Res-judicata would apply only when the matter in issue is the same and it is heard and decided on merits and the judgment delivered in the first ‘matter’ would then have a binding effect on the later ‘matter’. It would only then that the principle of res-judicata could be applicable. Admittedly, criminal proceedings under Section 630 of the Companies Act which involve mens-rea on the part of an employee of an employer to retain the premises of the company would not encompass the same issue as contained in Section 14 (1)(i) of the DRCA where the landlord is seeking eviction of his tenant on the ground that the property had been given to him in his capacity as an employee and he has over-stayed; mans-rea is not an ingredient in civil proceedings. This argument of the learned counsel for the respondent is thus bereft of force. 17. Admittedly, the parties had been relegated to civil proceedings and a suit had also been filed by the petitioner company against the respondent which was decided on 19.01.2005. This was a suit for perpetual injunction.

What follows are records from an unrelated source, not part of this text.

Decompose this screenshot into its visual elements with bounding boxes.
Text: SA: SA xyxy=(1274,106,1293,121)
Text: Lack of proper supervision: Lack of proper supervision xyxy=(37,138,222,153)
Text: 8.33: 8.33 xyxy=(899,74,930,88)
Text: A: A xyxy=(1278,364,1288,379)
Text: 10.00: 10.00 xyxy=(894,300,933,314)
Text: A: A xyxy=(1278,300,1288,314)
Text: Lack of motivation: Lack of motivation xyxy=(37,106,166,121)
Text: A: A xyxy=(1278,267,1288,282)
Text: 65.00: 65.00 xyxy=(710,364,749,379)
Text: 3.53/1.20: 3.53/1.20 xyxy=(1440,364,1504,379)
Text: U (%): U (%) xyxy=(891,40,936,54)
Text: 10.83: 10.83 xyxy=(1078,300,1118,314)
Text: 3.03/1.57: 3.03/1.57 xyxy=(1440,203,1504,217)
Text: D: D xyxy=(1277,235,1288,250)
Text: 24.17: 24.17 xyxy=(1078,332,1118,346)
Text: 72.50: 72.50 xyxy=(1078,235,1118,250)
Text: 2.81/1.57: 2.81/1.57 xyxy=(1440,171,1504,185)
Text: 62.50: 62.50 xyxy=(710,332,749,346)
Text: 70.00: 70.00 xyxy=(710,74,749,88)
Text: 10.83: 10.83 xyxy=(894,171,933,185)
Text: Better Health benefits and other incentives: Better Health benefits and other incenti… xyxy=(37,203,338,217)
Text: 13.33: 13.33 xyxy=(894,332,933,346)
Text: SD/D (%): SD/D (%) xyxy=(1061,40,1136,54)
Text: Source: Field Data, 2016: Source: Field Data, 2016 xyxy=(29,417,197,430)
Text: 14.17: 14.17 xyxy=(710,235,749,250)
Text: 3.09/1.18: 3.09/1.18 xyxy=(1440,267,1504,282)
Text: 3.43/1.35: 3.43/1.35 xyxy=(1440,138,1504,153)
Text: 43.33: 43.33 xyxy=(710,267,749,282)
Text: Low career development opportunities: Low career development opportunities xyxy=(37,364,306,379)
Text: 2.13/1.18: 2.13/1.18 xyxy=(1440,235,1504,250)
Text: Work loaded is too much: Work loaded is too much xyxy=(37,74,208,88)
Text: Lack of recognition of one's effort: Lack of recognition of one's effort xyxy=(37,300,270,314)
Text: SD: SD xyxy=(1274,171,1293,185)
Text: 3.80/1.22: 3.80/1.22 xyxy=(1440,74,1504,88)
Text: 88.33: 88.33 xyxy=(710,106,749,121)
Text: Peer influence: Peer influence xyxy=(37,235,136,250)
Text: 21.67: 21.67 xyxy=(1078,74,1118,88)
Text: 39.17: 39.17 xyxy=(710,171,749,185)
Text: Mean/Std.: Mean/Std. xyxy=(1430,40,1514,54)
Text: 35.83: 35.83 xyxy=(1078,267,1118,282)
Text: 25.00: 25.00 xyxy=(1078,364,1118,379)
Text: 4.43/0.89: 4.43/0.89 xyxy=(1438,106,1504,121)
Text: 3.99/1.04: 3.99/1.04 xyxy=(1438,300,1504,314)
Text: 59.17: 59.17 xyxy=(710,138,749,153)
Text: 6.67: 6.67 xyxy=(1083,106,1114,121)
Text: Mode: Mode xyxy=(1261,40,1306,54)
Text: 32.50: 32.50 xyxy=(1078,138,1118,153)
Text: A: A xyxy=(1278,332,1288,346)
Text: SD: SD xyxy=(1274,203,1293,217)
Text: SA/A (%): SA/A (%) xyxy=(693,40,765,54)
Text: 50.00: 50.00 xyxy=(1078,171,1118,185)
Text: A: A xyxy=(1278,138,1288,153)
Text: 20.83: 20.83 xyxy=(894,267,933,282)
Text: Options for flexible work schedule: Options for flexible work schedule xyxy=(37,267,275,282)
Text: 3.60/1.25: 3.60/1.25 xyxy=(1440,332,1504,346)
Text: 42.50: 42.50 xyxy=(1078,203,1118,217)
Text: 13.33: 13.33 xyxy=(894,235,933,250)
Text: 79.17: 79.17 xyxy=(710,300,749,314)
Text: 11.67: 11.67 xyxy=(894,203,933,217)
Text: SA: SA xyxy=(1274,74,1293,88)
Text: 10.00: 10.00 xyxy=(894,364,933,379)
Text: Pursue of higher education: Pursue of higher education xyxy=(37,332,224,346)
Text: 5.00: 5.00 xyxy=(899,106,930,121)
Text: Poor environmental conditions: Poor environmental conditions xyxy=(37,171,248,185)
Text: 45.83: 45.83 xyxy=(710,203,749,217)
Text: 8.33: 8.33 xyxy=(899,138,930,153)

While disposing of issue No. 1 i.e. as to whether the plaintiff had any locus standi to file the present suit, the Trial Court had adverted to a lease deed qua this property which had been executed by the Delhi Wakf Board in favour of M/s Associate Traders and Engineers Ltd. It had arrived at a categorical finding that the plaintiff company was a lessee/tenant in the property bearing No. 3624, Mori Gate, Delhi owned by the Delhi Wakf Board. It had also returned a finding that defendant No.1 Jagdish Chander Joshi was an employee of the plaintiff company and as such while disposing of this issue, it was held that the plaintiff did have the locus standi to file the present suit. This judgment had become final. 18. The impugned order calls for an interference. It is set aside. The petitioner/landlord is entitled to a decree in terms of Section 14 (1)(i) of the DRCA. The order of the ARC is restored. 19 Petition disposed of in the above terms.